I know you ask about the model choice here, but it is worth to discuss about your input data first. Data with many categorical features is still an active research; so it is not that straightforward. I suggest you first look at this very similar post, where I discuss some techniques to convert categorical variables to numerical values.
Since you provide little information about your categorical variables, for example how many levels each categorical variable have or how you do label encoding (just out-of-the-box method?) it is hard to give better guidelines. Generally speaking though, label encoding is mostly used for encoding target variables (dependent variable) if it is categorical, while you mention you use label encoding for other 6 independent variables (inputs). Here your target is rather numerical values (regression), so I would go beyond label encoding to convert your independent categorical variables.

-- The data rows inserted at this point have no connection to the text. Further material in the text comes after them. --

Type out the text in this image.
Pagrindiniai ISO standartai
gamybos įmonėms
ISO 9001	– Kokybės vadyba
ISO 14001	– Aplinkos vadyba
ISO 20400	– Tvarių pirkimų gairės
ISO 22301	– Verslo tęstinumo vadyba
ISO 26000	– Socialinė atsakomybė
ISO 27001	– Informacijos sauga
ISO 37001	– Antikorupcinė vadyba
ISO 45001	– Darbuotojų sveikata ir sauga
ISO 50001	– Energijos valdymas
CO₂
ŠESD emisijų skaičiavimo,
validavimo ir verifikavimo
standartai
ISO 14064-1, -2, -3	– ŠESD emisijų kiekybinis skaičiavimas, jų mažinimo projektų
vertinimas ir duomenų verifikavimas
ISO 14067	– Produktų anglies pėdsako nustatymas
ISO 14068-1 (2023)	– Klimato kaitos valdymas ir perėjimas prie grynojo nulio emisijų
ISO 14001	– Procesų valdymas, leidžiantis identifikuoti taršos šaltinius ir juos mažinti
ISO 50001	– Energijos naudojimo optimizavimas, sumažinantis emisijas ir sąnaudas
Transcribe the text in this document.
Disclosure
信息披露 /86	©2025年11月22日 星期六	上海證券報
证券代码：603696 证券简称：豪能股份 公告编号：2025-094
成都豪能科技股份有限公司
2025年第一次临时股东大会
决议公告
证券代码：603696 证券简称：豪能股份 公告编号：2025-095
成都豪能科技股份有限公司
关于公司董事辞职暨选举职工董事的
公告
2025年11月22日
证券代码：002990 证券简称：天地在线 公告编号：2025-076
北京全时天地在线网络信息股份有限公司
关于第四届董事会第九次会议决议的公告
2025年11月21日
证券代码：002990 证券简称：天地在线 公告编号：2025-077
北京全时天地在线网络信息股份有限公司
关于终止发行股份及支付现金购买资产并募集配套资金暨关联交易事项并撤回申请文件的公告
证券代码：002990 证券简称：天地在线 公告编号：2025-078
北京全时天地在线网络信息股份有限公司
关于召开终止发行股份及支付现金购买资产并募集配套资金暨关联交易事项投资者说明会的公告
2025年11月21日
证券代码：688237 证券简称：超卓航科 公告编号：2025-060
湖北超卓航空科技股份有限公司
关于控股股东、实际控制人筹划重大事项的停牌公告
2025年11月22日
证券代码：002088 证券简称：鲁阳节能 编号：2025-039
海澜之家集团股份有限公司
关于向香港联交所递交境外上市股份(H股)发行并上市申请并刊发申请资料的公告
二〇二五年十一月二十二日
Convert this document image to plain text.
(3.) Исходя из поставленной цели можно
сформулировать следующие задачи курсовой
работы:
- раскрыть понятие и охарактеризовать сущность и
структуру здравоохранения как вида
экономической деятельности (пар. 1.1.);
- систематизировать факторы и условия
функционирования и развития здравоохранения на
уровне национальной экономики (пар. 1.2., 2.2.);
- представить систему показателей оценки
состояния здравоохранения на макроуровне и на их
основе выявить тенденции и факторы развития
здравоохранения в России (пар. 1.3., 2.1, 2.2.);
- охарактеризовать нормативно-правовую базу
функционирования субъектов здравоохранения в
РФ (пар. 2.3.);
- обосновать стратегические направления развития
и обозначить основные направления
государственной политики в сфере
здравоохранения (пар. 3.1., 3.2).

Image the following very simplified scenario (just for educational purposes) to understand why label encoding is not a good idea where there is more than 1 independent categorical variables:
Color Year
0 Red 2010
1 Blue 2011
2 Green 2012
Now label encoding this would converting this to (naively speaking):
Color Year
0 1 1
1 2 2
2 3 3
There ways like constructing your own dictionary for each categorical variable and values associated to its levels while label encoding to prevent this obvious mistake. Apart from that, since you hardly go beyond RMSE value of 0.11, one could think of your input values (maybe not encoded properly!) and choice of your model.
Maybe try using this code for handling your independent categorical variables. Please note here, as a general rule of thumb, avoid using one-hot encoding although it is widely used in XGBoost (explained in the post). Maybe try "Target Encoding"!
Now speaking of the choice of model:
- Have you tried regularization (L1, L2)?
- Have confident you are about the independency of your independent variables? In simple regression you are assuming this holds, but may it is not which is easily the case that your independent variables are correlated. Maybe you should analyze this first using confusion matrix (see here for a brief tutorial)
- Have you tried gradient boosting decision trees (GBDT) for regression?
Note1: If you want to go with GBDTs, do not leave that other 1 independent variable alone. You said you have 6 independent variables out of 7. I assume the other one is continuous numerical values? If that so, you have to handle that properly in GBDTs like binarizing (put in bins).
Note2: You may try either XGBoost, or Catboost, and a nice tutorial using Catboost. Each has its pros and cons. For the former hyperparameter tuning could be challenging and there is no ways to automatically account for categorical variables but have larger community. While the latter is recently released (mid last year), it is much easier in terms of hyperparameter tuning (often defaults works great), and there are ways to automatically account for categorical features without explicitly encode them, but less support and community is smaller.
Note3: The good thing about GBDT is that you do not need to worry about the correlation of features per se. Algorithm automatically ignore the coupling of strongly correlated features.
Note4: You may easily overfit, although there are built-in regularization. Catboost for example have a interactive learning curve for training and validation to control overfitting (see the last tutorial).
I strongly believe taking care of your inputs together with a proper choice of algorithm would boost your RMSE error.